Methods: : Lenses were removed from eye bank eyes and their dimensions were measured, initially with digital calipers and then with a mini-shadowgraph, constructed especially for this purpose. They were then carefully blotted dry and weighed before being placed in 5% buffered formalin. After 1 week fixation, the lenses were dried at 80°C until constant weight was achieved. Lenses with capsular damage or cataract were excluded.

Results: : Data were obtained for > 100 lenses, aged 0-91, within 24.1 ± 12.9 hours (range, 9.5-91.5 hours) post-mortem. Rapid changes were observed in all parameters in the young lenses, indicative of asymptotic growth, but insufficient data were available at this time to permit logistic analysis.
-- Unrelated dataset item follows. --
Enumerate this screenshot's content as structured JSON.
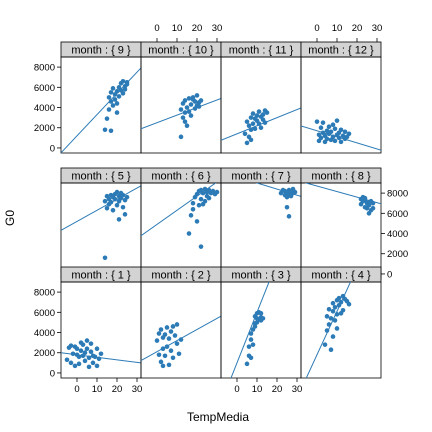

In lenses aged over 20 years, both wet and dry weights increased linearly at 1.39 and 0.52 mg/year, respectively, throughout the rest of life. Allometric analysis indicated that dry weight increased at a faster rate than wet weight, indicative of continued compaction of fibre cells. However, the difference was small and more data are required to confirm the trend. After age 20, the equatorial diameter increased at 0.091mm/year and thickness at .0167mm/year.

Conclusions: : Over the age range examined, Indian lens growth is very similar to that in Western populations. Compaction appears to continue throughout life.